Challenges and opportunities for digital nomads
What do these rule changes mean for the digital nomad entrepreneur? The answer depends on the specific circumstances of the individual, including perhaps most critically, the location of the entrepreneur’s business activities.
For the entrepreneur running a business outside the U.S., the most tax-advantageous legal structure under prior law was to operate the business through a non-U.S. corporation (assuming no employees or other tax nexus triggers within the United States). This structure allowed for the deferral of U.S. tax on active business income until profits were repatriated to the U.S., while at the same time reducing adverse self-employment tax implications. Under the new anti-deferral GILTI regime, this structure becomes much less advantageous, particularly in the case of service-based businesses with little tangible property, which generate profits that exceed the maximum foreign earned income exclusion amount.

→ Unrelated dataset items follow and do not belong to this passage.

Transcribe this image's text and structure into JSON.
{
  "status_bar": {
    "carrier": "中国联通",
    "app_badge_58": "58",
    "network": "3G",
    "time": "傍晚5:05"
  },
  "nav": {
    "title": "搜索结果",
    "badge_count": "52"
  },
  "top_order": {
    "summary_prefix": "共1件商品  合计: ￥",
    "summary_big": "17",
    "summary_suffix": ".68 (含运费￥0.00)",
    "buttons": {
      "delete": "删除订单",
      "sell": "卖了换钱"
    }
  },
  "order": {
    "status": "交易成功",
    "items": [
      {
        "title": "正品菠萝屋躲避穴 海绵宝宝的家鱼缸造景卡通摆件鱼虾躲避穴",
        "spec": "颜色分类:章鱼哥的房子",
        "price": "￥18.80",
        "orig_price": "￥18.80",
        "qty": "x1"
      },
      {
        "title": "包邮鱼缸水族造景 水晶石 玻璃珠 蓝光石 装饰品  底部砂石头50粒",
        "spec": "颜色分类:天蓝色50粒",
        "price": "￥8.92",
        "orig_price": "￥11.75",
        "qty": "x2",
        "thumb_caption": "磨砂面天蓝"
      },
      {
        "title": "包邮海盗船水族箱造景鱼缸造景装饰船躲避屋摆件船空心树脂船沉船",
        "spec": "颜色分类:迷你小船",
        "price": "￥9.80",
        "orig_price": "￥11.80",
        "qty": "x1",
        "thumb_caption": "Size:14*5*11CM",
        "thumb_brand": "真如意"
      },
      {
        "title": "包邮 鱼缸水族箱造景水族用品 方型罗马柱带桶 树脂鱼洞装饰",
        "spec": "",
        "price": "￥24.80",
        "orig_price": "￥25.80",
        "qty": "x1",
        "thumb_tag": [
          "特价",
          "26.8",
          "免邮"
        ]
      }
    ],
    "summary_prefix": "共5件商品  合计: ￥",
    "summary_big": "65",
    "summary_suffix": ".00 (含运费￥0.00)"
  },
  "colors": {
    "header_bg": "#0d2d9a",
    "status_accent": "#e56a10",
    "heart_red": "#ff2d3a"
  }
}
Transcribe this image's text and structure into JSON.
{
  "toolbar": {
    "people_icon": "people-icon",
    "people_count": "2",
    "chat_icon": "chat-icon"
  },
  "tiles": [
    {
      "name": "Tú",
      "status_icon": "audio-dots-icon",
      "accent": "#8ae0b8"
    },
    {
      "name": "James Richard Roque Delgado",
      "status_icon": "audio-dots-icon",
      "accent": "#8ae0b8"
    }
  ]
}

With the GILTI rules in mind, digital nomads who are employed or have business activities outside the U.S. may need to explore structuring alternatives, including operating through a U.S. corporation, in order to take advantage of the new lower corporate tax rate, or operating through a U.S. corporation holding a foreign subsidiary, in order to take advantage of the new participation exemption. Entity classification elections (often referred to as “check the box” elections) to treat business entities as partnerships or disregarded entities may also prove tax effective depending on the circumstances. The most effective structure will most often hinge on the amount and type of income being generated by the digital nomad’s business.
For the entrepreneur running a business within the U.S., the tax calculus changes significantly due to the fact that the outbound anti-deferral regimes are less relevant. Further, the TCJA’s new 20 percent deduction on QBI should generally be available due to the fact the business is run within the United States. This may make a pass-through structure, such as running the business through an S corporation, a worthwhile structure to explore moving forward.
Given the complexities of the tax rules post-tax reform, tax professionals will be of great service to digital nomads in explaining how these rules affect them and their businesses. The new rules present a host of challenges and opportunities, and the emerging digital nomad community offers a fascinating test case for applying the new rules in a modern context.